Ellen, I appreciate your comments. There is another issue behind Caplan’s comments, I think, that has troubled Americans involved in health care research for some time. There have been many drugs that were tested first in Africa and in other areas where people lack both economic resources and education. Our understanding of respect for persons requires informed consent, as best we can provide information. Some of the drug trials in those other places have had questionable processes for informing participants, assuming that the patients/study subjects had the education to understand information given to them. This has long been considered a combination of ethical issues: were these people taken advantage of, put at inappropriate risk without proper information? Did this really benefit them? Did it really benefit future patients? Did it primarily benefit the drug company, who was able to do a (perhaps questionable) study cheaply and with little oversight? That is one of the concerns.

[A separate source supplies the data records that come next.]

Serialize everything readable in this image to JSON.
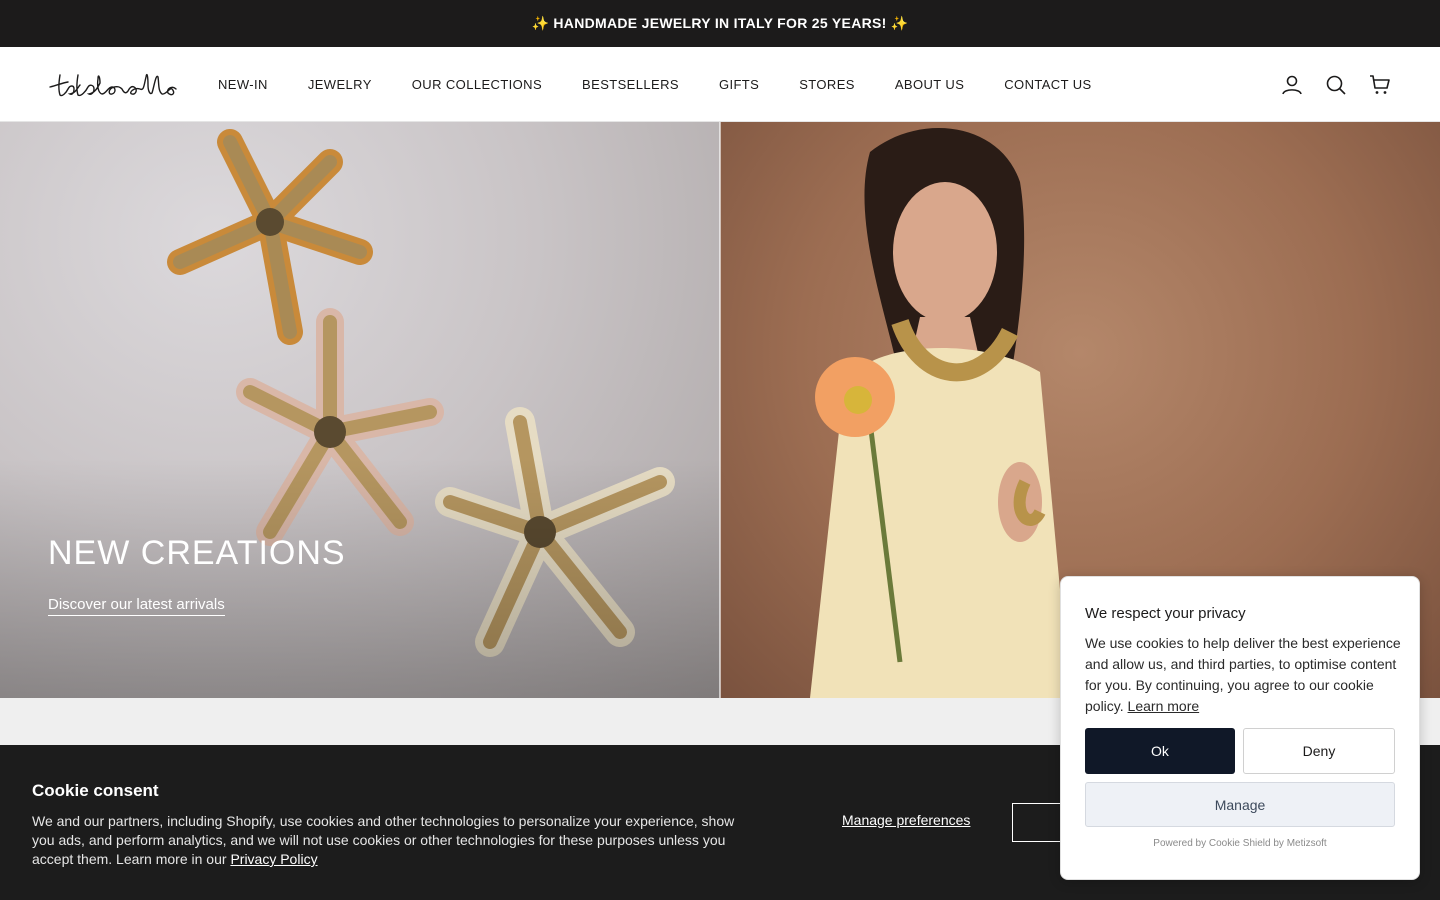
{
  "announcement": {
    "text": "✨ HANDMADE JEWELRY IN ITALY FOR 25 YEARS! ✨"
  },
  "header": {
    "logo_text": "tatabonello",
    "nav": [
      {
        "label": "NEW-IN"
      },
      {
        "label": "JEWELRY"
      },
      {
        "label": "OUR COLLECTIONS"
      },
      {
        "label": "BESTSELLERS"
      },
      {
        "label": "GIFTS"
      },
      {
        "label": "STORES"
      },
      {
        "label": "ABOUT US"
      },
      {
        "label": "CONTACT US"
      }
    ],
    "icons": [
      "account-icon",
      "search-icon",
      "cart-icon"
    ]
  },
  "hero": {
    "title": "NEW CREATIONS",
    "link_label": "Discover our latest arrivals",
    "left_image": "beaded-starfish-bracelet-image",
    "right_image": "model-with-flower-image"
  },
  "consent_bar": {
    "title": "Cookie consent",
    "text_before": "We and our partners, including Shopify, use cookies and other technologies to personalize your experience, show you ads, and perform analytics, and we will not use cookies or other technologies for these purposes unless you accept them. Learn more in our ",
    "privacy_link": "Privacy Policy",
    "manage_label": "Manage preferences"
  },
  "privacy_popup": {
    "title": "We respect your privacy",
    "text": "We use cookies to help deliver the best experience and allow us, and third parties, to optimise content for you. By continuing, you agree to our cookie policy. ",
    "learn_more": "Learn more",
    "ok_label": "Ok",
    "deny_label": "Deny",
    "manage_label": "Manage",
    "powered_by": "Powered by Cookie Shield by Metizsoft"
  },
  "colors": {
    "dark": "#1c1b1b",
    "ok_button": "#101828",
    "manage_bg": "#eef1f6"
  }
}
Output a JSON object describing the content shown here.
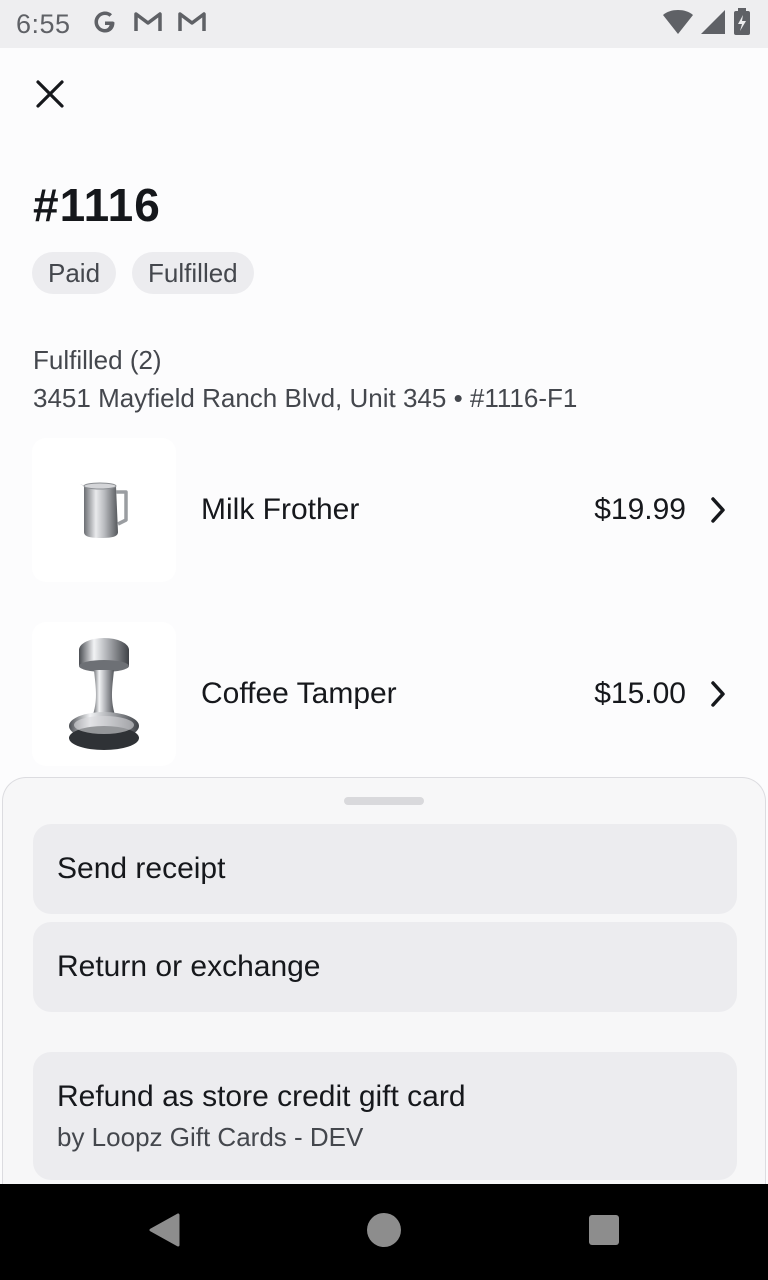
{
  "status_bar": {
    "time": "6:55",
    "app_icons": [
      "google-icon",
      "gmail-icon",
      "gmail-icon"
    ],
    "system_icons": [
      "wifi-icon",
      "signal-icon",
      "battery-charging-icon"
    ]
  },
  "header": {
    "close_icon": "close-icon"
  },
  "order": {
    "title": "#1116",
    "badges": [
      "Paid",
      "Fulfilled"
    ]
  },
  "fulfillment": {
    "title": "Fulfilled (2)",
    "address": "3451 Mayfield Ranch Blvd, Unit 345 • #1116-F1",
    "items": [
      {
        "name": "Milk Frother",
        "price": "$19.99",
        "image": "milk-pitcher-image"
      },
      {
        "name": "Coffee Tamper",
        "price": "$15.00",
        "image": "coffee-tamper-image"
      }
    ]
  },
  "sheet": {
    "actions": [
      {
        "label": "Send receipt"
      },
      {
        "label": "Return or exchange"
      },
      {
        "label": "Refund as store credit gift card",
        "sublabel": "by Loopz Gift Cards - DEV"
      }
    ]
  },
  "colors": {
    "background": "#fcfcfd",
    "badge_bg": "#ececef",
    "text_primary": "#16181c",
    "text_secondary": "#44474d"
  }
}
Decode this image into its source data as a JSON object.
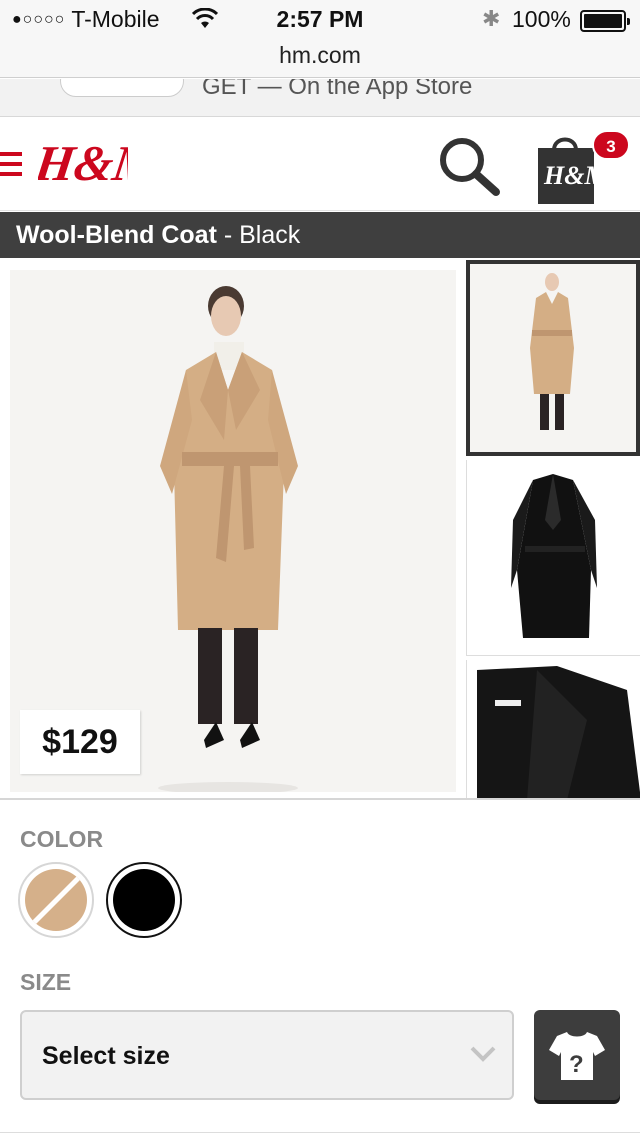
{
  "status_bar": {
    "signal_dots": "●○○○○",
    "carrier": "T-Mobile",
    "time": "2:57 PM",
    "battery_percent": "100%",
    "icons": [
      "wifi-icon",
      "bluetooth-icon",
      "battery-icon"
    ]
  },
  "browser": {
    "url": "hm.com"
  },
  "app_banner": {
    "text": "GET — On the App Store"
  },
  "header": {
    "logo_text": "H&M",
    "bag_count": "3",
    "bag_logo_text": "H&M",
    "icons": [
      "menu-icon",
      "search-icon",
      "shopping-bag-icon"
    ]
  },
  "product": {
    "name": "Wool-Blend Coat",
    "separator": " - ",
    "color_name": "Black",
    "price": "$129",
    "thumbnails": [
      "thumbnail-model-beige",
      "thumbnail-coat-black",
      "thumbnail-coat-black-detail"
    ],
    "selected_thumbnail": 1
  },
  "color": {
    "label": "COLOR",
    "swatches": [
      {
        "name": "beige",
        "hex": "#d5b08a",
        "available": false
      },
      {
        "name": "black",
        "hex": "#000000",
        "available": true,
        "selected": true
      }
    ]
  },
  "size": {
    "label": "SIZE",
    "select_value": "Select size",
    "guide_icon": "size-guide-icon"
  },
  "colors": {
    "brand_red": "#cc071e",
    "title_bar_bg": "#3f3f3f",
    "beige": "#d5b08a"
  }
}
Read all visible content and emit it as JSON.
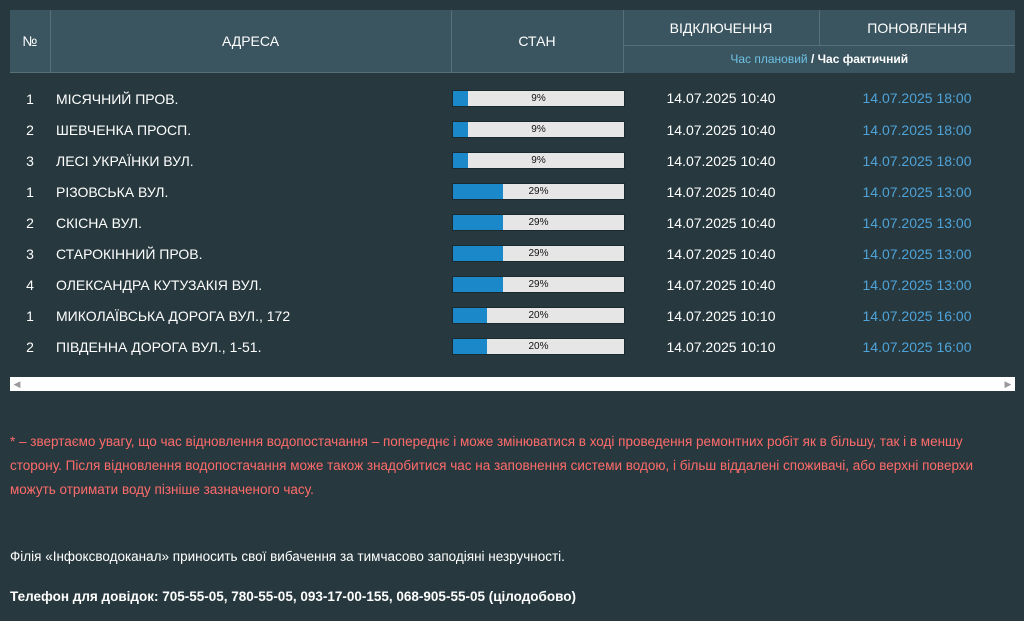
{
  "table": {
    "headers": {
      "num": "№",
      "address": "АДРЕСА",
      "state": "СТАН",
      "off": "ВІДКЛЮЧЕННЯ",
      "update": "ПОНОВЛЕННЯ",
      "time_planned": "Час плановий",
      "time_sep": " / ",
      "time_actual": "Час фактичний"
    },
    "rows": [
      {
        "num": "1",
        "address": "МІСЯЧНИЙ ПРОВ.",
        "progress": 9,
        "progress_label": "9%",
        "off": "14.07.2025 10:40",
        "update": "14.07.2025 18:00"
      },
      {
        "num": "2",
        "address": "ШЕВЧЕНКА ПРОСП.",
        "progress": 9,
        "progress_label": "9%",
        "off": "14.07.2025 10:40",
        "update": "14.07.2025 18:00"
      },
      {
        "num": "3",
        "address": "ЛЕСІ УКРАЇНКИ ВУЛ.",
        "progress": 9,
        "progress_label": "9%",
        "off": "14.07.2025 10:40",
        "update": "14.07.2025 18:00"
      },
      {
        "num": "1",
        "address": "РІЗОВСЬКА ВУЛ.",
        "progress": 29,
        "progress_label": "29%",
        "off": "14.07.2025 10:40",
        "update": "14.07.2025 13:00"
      },
      {
        "num": "2",
        "address": "СКІСНА ВУЛ.",
        "progress": 29,
        "progress_label": "29%",
        "off": "14.07.2025 10:40",
        "update": "14.07.2025 13:00"
      },
      {
        "num": "3",
        "address": "СТАРОКІННИЙ ПРОВ.",
        "progress": 29,
        "progress_label": "29%",
        "off": "14.07.2025 10:40",
        "update": "14.07.2025 13:00"
      },
      {
        "num": "4",
        "address": "ОЛЕКСАНДРА КУТУЗАКІЯ ВУЛ.",
        "progress": 29,
        "progress_label": "29%",
        "off": "14.07.2025 10:40",
        "update": "14.07.2025 13:00"
      },
      {
        "num": "1",
        "address": "МИКОЛАЇВСЬКА ДОРОГА ВУЛ., 172",
        "progress": 20,
        "progress_label": "20%",
        "off": "14.07.2025 10:10",
        "update": "14.07.2025 16:00"
      },
      {
        "num": "2",
        "address": "ПІВДЕННА ДОРОГА ВУЛ., 1-51.",
        "progress": 20,
        "progress_label": "20%",
        "off": "14.07.2025 10:10",
        "update": "14.07.2025 16:00"
      }
    ]
  },
  "scrollbar": {
    "left_arrow": "◀",
    "right_arrow": "▶"
  },
  "notice": "* – звертаємо увагу, що час відновлення водопостачання – попереднє і може змінюватися в ході проведення ремонтних робіт як в більшу, так і в меншу сторону. Після відновлення водопостачання може також знадобитися час на заповнення системи водою, і більш віддалені споживачі, або верхні поверхи можуть отримати воду пізніше зазначеного часу.",
  "apology": "Філія «Інфоксводоканал» приносить свої вибачення за тимчасово заподіяні незручності.",
  "phones": "Телефон для довідок: 705-55-05, 780-55-05, 093-17-00-155, 068-905-55-05 (цілодобово)",
  "colors": {
    "background": "#27393e",
    "header": "#3a5560",
    "progress_fill": "#1a88c9",
    "update_time": "#4fa3d9",
    "notice": "#ff6b6b"
  }
}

Another, and Caplan’s final comment, is that we don’t have a real public policy about distribution of scarce resources among our own folks. Recent concerns about SARS or bird flu, or about possible weaponized smallpox, have been places where the health care community and emergency planners have done a lot of talking. In most metropolitan areas emergency planners have a pretty specific idea how many isolation rooms and how many ventilators there are; and they’re almost certainly not enough if we have a pandemic with a really virulent influenza. However, civic leaders haven’t really engaged the general public in the conversation. So, while there is an issue about equitable distribution of resources between rich societies and poor societies, there is also one of distribution in crisis within our own society.

Linda Horton

I have to agree with Ellen Lincourt. In addition, imagine the fallout if the drug had not helped and instead increased the tragedy involving large populations in Africa, or anywhere else. I’m hoping the research can be fast-tracked, now that we know it helps. So many people are suffering.